Melt the butter in a small pot over medium heat and add the onions. Sweat the onions over medium heat for 5 minutes or until they are translu­cent. Add the flour and stir over medium heat for 2 minutes. Stir in the sugar, cinnamon, allspice, nutmeg, salt, pepper, and diced pumpkin; sauté another minute. Add the stock and simmer for 15-20 minutes, or until the squash is very tender. Add the cream and simmer for 1 or 2 minutes longer. Puree in a blender or food processor. After ladling the soup into warm bowls, garnish it with the toasted walnuts and diced apple.
Roast Red Pepper Bisque
Makes about 12 cups
4 tablespoons unsalted butter
1 cup diced onions 
1/2 cup diced celery
1/2 cup diced carrots
2 teaspoons minced garlic
2 teaspoons salt
2 teaspoons black pepper
1/2 cup flour
4 cups chicken broth
3 cups diced roast red peppers
2 cups heavy cream

Sauté the onion, celery, and carrots, over medium heat in the butter or olive oil for 5 minutes, then add the garlic and sauté for another minute or two.
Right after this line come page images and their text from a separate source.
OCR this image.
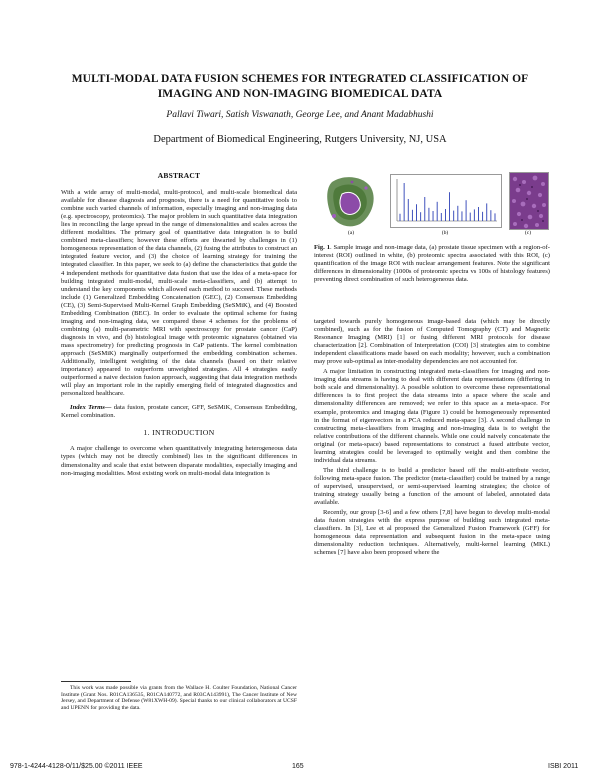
MULTI-MODAL DATA FUSION SCHEMES FOR INTEGRATED CLASSIFICATION OF
IMAGING AND NON-IMAGING BIOMEDICAL DATA
Pallavi Tiwari, Satish Viswanath, George Lee, and Anant Madabhushi
Department of Biomedical Engineering, Rutgers University, NJ, USA
ABSTRACT

With a wide array of multi-modal, multi-protocol, and multi-scale biomedical data available for disease diagnosis and prognosis, there is a need for quantitative tools to combine such varied channels of information, especially imaging and non-imaging data (e.g. spectroscopy, proteomics). The major problem in such quantitative data integration lies in reconciling the large spread in the range of dimensionalities and scales across the different modalities. The primary goal of quantitative data integration is to build combined meta-classifiers; however these efforts are thwarted by challenges in (1) homogeneous representation of the data channels, (2) fusing the attributes to construct an integrated feature vector, and (3) the choice of learning strategy for training the integrated classifier. In this paper, we seek to (a) define the characteristics that guide the 4 independent methods for quantitative data fusion that use the idea of a meta-space for building integrated multi-modal, multi-scale meta-classifiers, and (b) attempt to understand the key components which allowed each method to succeed. These methods include (1) Generalized Embedding Concatenation (GEC), (2) Consensus Embedding (CE), (3) Semi-Supervised Multi-Kernel Graph Embedding (SeSMiK), and (4) Boosted Embedding Combination (BEC). In order to evaluate the optimal scheme for fusing imaging and non-imaging data, we compared these 4 schemes for the problems of combining (a) multi-parametric MRI with spectroscopy for prostate cancer (CaP) diagnosis in vivo, and (b) histological image with proteomic signatures (obtained via mass spectrometry) for predicting prognosis in CaP patients. The kernel combination approach (SeSMiK) marginally outperformed the embedding combination schemes. Additionally, intelligent weighting of the data channels (based on their relative importance) appeared to outperform unweighted strategies. All 4 strategies easily outperformed a naive decision fusion approach, suggesting that data integration methods will play an important role in the rapidly emerging field of integrated diagnostics and personalized healthcare.

Index Terms— data fusion, prostate cancer, GFF, SeSMiK, Consensus Embedding, Kernel combination.

1. INTRODUCTION

A major challenge to overcome when quantitatively integrating heterogeneous data types (which may not be directly combined) lies in the significant differences in dimensionality and scale that exist between disparate modalities, especially imaging and non-imaging modalities. Most existing work on multi-modal data integration is

This work was made possible via grants from the Wallace H. Coulter Foundation, National Cancer Institute (Grant Nos. R01CA136535, R01CA140772, and R03CA143991), The Cancer Institute of New Jersey, and Department of Defense (W81XWH-09). Special thanks to our clinical collaborators at UCSF and UPENN for providing the data.
(a)	(b)	(c)

Fig. 1. Sample image and non-image data, (a) prostate tissue specimen with a region-of-interest (ROI) outlined in white, (b) proteomic spectra associated with this ROI, (c) quantification of the image ROI with nuclear arrangement features. Note the significant differences in dimensionality (1000s of proteomic spectra vs 100s of histology features) preventing direct combination of such heterogeneous data.

targeted towards purely homogeneous image-based data (which may be directly combined), such as for the fusion of Computed Tomography (CT) and Magnetic Resonance Imaging (MRI) [1] or fusing different MRI protocols for disease characterization [2]. Combination of Interpretation (COI) [3] strategies aim to combine independent classifications made based on each modality; however, such a combination may prove sub-optimal as inter-modality dependencies are not accounted for.

A major limitation in constructing integrated meta-classifiers for imaging and non-imaging data streams is having to deal with different data representations (differing in both scale and dimensionality). A possible solution to overcome these representational differences is to first project the data streams into a space where the scale and dimensionality differences are removed; we refer to this space as a meta-space. For example, proteomics and imaging data (Figure 1) could be homogeneously represented in the format of eigenvectors in a PCA reduced meta-space [3]. A second challenge in constructing meta-classifiers from imaging and non-imaging data is to weight the relative contributions of the different channels. While one could naively concatenate the original (or meta-space) based representations to construct a fused attribute vector, learning strategies could be leveraged to optimally weight and then combine the individual data streams.

The third challenge is to build a predictor based off the multi-attribute vector, following meta-space fusion. The predictor (meta-classifier) could be trained by a range of supervised, unsupervised, or semi-supervised learning strategies; the choice of training strategy usually being a function of the amount of labeled, annotated data available.

Recently, our group [3-6] and a few others [7,8] have begun to develop multi-modal data fusion strategies with the express purpose of building such integrated meta-classifiers. In [3], Lee et al proposed the Generalized Fusion Framework (GFF) for homogeneous data representation and subsequent fusion in the meta-space using dimensionality reduction techniques. Alternatively, multi-kernel learning (MKL) schemes [7] have also been proposed where the

978-1-4244-4128-0/11/$25.00 ©2011 IEEE	165	ISBI 2011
Stir in the flour and cook over medium/low heat for 5-10 minutes. Add the chicken stock, stir with a whisk to remove any lumps. Stir in the diced peppers. Bring to a simmer and cook for 10 minutes. Add the heavy cream simmer 2 minutes. Puree in a food processor or blender. Strain if you desire a smoother consistency.

Potato Chowder
Makes about 12 cups
3 tablespoons unsalted butter
12 ounces diced lean ham
1 cup diced onion
1/2 cup diced carrots
1/2 cup diced celery
2 teaspoons minced garlic
2-1/2 pounds peeled and diced potatoes
6 cups rich soup stock
1 teaspoon thyme
1 teaspoon salt
1/2 teaspoon black pepper
1 cup milk (optional)

Heat the butter in a large heavy soup pot over medium-high heat. When it begins to bubble add the ham, onions, carrots, celery, and garlic. Sauté the vegetables and ham for approximately 5 minutes, or until they are soft and translucent but not browned. Stir in the potatoes, chicken stock, thyme, salt, and black pepper. Bring the soup to a boil then lower the heat to a simmer; skim any impurities that may have risen to the surface. Simmer the soup for 45-60 minutes, stirring often. Using a wire whisk, gently break apart some of the potatoes to give the soup some viscosity. If adding the milk, do so directly before serving the soup, and do not boil it once the milk has been added.